Violence has been a part of Indian society from ages. Now, all the boundaries set for a civilized society have been crossed. A lot of instances have come up where citizen(s) may beat a wrongdoer ruthlessly for a petty crime. For example, a tribal man in Kerala was beaten by a mob to death for stealing food and some people were seen clicking selfies at the site while this was happening. This is not the first time when a person was being unceremoniously prosecuted by other citizens and a brute force. According to a statistical report by the National Crimes Records Bureau, the total number of IPC crimes reported have shot up from 4,78,466 in 2015 to 5,13,635 in 2016 which accounts 7.3% increase in 2016. Despite the fact that this increase impacts the civil society more than anyone else, there are times when these very citizens can get involved in committing offences which are more heinous than the ones they are subjected to.
A History of Right to Arrest
The Indian legal system under Section 43 of The Code of Criminal Procedure 1973 gives the personnel of a force a right to arrest and also lays down the procedure with which such arrest must be performed. This right has evolved as an outgrowth of English common law and was first laid down by C.J Issacs in England in 1914 in the case of Walters v W.H Smith and Sons and was later laid down in the Criminal Law Act, 1967. In India, this was first recognized by the court in the case of Ramaswami Ayyar v Unknown (1921) where the court held that certain common law principles may apply to India as mentioned through the recommendations of Venkata Reddy(1913). Hence, for private arrest, as stated in the ratio of the common law case Timothy v Simpson (1835), the court maintained that an individual is allowed to make an arrest of a person(s) for the sake of public peace and safety applies to India as well.
Right to Arrest: The Standard Operating Procedure
Unfortunately in recent years, private arrests have generally resulted in deaths. It now seems timely to produce a basic guide for this right. As per Indian laws, a non-bailable offence is where the accused awaiting trial is not rightfully entitled to be released temporarily in exchange of a certain amount of money paid as a guarantee to appear in the court. Whereas, a cognizable offence means an offence for which a police officer has the authority to make an arrest without a legal document from a government official giving permission to arrest and to start an investigation with or without the permission of a court.
The person performing the arrest, however without unnecessary delay, should hand handover the offender to the police or should take him to the nearest police station. After this, the police officer may re-arrest him if he comes under the provisions of section 41, which talks about powers of police to arrest. It is essential, as per the section, that the citizen must be present at the site and must witness the crime.
Only suspecting the happening of an offence or assuming that an offence has taken place is no reason for exercising the above mentioned right to make an arrest. Conclusively, the arrester has to be present at the site in order to exercise his right to make an arrest.

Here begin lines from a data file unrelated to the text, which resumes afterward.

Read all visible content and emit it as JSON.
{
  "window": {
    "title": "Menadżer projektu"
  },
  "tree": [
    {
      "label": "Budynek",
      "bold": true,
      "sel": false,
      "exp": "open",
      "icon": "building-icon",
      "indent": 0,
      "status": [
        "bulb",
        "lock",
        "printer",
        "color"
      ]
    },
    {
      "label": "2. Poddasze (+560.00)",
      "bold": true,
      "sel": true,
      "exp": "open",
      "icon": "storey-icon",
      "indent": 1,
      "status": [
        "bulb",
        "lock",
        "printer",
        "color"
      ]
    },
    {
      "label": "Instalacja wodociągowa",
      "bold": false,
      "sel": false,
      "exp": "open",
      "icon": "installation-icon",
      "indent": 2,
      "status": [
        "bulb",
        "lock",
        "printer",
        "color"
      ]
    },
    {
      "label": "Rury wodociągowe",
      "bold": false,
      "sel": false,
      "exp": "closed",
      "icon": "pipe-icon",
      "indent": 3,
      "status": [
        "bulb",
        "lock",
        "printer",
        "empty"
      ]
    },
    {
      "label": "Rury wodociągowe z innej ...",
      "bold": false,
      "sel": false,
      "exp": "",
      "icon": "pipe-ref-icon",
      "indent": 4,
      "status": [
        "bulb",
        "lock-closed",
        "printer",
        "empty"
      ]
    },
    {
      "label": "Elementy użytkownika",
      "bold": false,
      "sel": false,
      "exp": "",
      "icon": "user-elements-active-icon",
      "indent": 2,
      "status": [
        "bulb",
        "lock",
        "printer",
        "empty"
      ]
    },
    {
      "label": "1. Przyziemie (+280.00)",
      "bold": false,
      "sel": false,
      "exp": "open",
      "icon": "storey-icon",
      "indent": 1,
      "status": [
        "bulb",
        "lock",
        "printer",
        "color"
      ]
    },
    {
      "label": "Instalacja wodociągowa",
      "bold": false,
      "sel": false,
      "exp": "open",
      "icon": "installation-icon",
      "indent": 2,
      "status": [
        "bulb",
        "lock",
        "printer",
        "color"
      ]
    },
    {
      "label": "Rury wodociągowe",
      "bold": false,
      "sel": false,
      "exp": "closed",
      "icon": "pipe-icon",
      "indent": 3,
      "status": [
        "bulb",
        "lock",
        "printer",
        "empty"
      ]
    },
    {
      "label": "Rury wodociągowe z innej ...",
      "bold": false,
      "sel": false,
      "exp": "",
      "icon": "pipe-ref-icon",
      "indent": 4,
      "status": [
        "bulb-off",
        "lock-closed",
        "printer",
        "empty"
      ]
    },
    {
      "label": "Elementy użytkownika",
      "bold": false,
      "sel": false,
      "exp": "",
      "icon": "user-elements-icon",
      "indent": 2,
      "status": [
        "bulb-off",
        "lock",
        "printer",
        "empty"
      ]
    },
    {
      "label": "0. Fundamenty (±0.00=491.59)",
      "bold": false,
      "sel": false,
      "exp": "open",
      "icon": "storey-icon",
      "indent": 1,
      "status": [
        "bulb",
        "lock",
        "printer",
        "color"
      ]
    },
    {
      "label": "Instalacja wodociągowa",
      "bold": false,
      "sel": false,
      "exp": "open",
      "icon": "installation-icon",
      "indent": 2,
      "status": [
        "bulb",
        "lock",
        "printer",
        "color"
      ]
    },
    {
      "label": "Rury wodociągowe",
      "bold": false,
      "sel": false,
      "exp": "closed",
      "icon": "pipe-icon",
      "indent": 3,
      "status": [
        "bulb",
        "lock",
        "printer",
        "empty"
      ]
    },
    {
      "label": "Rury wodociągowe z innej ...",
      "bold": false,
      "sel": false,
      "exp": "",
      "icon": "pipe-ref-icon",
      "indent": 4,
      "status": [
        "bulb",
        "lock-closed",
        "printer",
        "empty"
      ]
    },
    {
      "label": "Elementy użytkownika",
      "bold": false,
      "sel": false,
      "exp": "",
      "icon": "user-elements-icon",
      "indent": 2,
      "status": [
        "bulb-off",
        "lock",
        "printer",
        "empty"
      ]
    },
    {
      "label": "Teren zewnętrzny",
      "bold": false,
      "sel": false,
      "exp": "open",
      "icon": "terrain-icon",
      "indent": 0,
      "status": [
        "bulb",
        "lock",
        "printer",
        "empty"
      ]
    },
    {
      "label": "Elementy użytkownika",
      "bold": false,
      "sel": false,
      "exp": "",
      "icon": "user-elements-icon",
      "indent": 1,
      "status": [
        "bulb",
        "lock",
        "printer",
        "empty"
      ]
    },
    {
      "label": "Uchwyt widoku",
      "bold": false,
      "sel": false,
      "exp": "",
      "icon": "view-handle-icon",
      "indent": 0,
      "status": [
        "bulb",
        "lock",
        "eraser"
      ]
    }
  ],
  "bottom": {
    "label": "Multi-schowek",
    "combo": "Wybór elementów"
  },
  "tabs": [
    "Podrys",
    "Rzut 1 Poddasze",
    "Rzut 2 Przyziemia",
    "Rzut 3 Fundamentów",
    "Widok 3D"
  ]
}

For instance, if a person witnesses someone snorting or injecting drugs, the person can arrest him. Conversely, if someone comes across anyone who is running and a group of people are chasing him; he or she cannot arrest that man. It cannot be simply assumed that the person has committed a theft as the onlooker was not present at the time when the crime was committed. Therefore, he did not witness the crime taking place as in the case of Abdul Habib v Emperor (1973).
It is also necessary for the citizens to know what all offences are non-bailable and cognizable according to the laws. Then only they can exercise their right appropriately. For example stalking becomes a cognizable and non- bailable offence if the same person is convicted twice. Therefore, the convicted person can be arrested whenever seen.
Few Significant Facts to Know
But, the question that arises is whether citizens have the right to indulge in any of violence? The answer to this is absolutely no. The arrester is allowed to use force only when it is necessary in order to make an arrest. Use of excessive force will make the arrester liable for injuries caused to the arrested person. One may use deadly force in exceptional situations, such as when the perpetrator is capable of or is committing an act with deadly force or threatens to reiterate dangerous conduct which is likely to cause death or grievous hurt to people involved in that particular situation.
This law however continues to be misinterpreted and misused. In most of the situations when people catch a wrongdoer, they assault or beat that individual. This sometimes even leads to the death of the person. The mob often takes the law in their own hands without seeking legal remedy through the police. Despite this right being present in the Indian legal system since 1898, there are a lot of people who are unaware of it. However, ignorance of the law is not an excuse for disobeying the law.
Both the laws protect citizens and the laws that empower them should be given equal importance. Hence, while exercising this right you must comply with all the provisions and limitations in terms of force allowed to be used, presence of the arrester, and immediate handing over to the police. This right being an outgrowth of the arrest law which is primarily a police power, cannot overstep its boundaries in any situation.